David Crystal's Scales of Linguistic Constrastivity

According to Crystal (1969:203), intonational units are 'more distinct and linguistically more replicable than others'. He illustrated the point with some figures that 'when native speakers were presented with the task of repeating an utterance, there was maximum agreement (84.8%) over the location of tone-unit boundaries, agreement over tonicity was 81.6%; onset locaiton yielded an agreement of 77.3%, and the exponent of nucleus an agreement of 74.4%.

Tone Unit Identification
Tone units are difined by Crystal (1969:204) as an audio description of grammatical contrast. A semantic approach works on the amorphous notion of the sense group. As the extra-linguistic phenomenon, it is treated as somewhat like a 'breath-group'.

Each tone unit consists of onepeak of prominence in the form of a nuclear pitch movement. the tone-unit boundary is indicated by two phonetics factors: a perceivable pitch change, rise or fall; the presence of junctural features at the end of each tone. The decriptors of the internal structure of the tone unit includes: prehead, head, nucleus, and tail.

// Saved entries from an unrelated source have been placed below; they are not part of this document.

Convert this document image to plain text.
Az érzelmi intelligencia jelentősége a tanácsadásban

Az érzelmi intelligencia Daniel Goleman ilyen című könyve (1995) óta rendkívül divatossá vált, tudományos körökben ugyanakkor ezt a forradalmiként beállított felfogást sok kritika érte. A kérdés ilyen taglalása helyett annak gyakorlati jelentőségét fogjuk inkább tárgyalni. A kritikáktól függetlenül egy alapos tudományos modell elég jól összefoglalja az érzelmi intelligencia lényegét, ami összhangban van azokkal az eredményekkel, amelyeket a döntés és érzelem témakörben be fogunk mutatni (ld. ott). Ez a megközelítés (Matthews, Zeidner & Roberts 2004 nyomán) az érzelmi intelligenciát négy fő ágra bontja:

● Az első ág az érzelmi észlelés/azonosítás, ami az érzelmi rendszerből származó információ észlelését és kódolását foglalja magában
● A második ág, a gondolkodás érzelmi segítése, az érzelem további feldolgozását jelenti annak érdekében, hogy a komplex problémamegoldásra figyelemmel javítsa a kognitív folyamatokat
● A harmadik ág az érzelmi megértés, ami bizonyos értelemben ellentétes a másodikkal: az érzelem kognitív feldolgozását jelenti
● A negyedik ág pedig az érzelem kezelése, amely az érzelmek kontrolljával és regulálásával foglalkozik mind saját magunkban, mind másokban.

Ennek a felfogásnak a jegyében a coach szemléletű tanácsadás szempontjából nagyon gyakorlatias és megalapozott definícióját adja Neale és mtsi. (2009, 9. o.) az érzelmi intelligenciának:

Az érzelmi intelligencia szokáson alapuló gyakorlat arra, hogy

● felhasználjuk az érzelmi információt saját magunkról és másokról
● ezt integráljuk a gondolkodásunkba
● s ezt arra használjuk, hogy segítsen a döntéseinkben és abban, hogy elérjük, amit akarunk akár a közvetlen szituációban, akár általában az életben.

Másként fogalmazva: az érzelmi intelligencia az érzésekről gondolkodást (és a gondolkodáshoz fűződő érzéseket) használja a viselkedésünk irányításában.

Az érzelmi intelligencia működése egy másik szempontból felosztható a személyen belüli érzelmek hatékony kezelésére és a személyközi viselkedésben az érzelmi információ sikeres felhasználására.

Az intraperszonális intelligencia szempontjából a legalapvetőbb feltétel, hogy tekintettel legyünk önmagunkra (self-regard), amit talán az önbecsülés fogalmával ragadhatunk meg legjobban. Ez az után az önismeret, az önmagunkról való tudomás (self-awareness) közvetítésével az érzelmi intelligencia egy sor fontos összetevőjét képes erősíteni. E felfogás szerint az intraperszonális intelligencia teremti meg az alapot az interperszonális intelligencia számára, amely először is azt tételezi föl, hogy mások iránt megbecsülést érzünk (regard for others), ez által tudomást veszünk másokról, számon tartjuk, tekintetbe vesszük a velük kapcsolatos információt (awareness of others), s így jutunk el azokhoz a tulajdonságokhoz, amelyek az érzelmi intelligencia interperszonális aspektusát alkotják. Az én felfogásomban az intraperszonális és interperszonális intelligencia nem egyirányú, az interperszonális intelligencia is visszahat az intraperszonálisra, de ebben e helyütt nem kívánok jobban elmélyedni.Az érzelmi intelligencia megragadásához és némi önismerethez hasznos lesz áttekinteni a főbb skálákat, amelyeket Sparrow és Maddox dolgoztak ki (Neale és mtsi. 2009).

The tonal system, i.e. nuclear tone is divided into three main types: simple, compound, and complex. The simple tone shows unidirectional pitch movement: rising, falling and level. Complex tone consists of fall-rise and rise-fall. Compound tone is known as correlative or binuclear tones. They are combinations of two kinetic elements of different major phonetic types acting as isngle unit.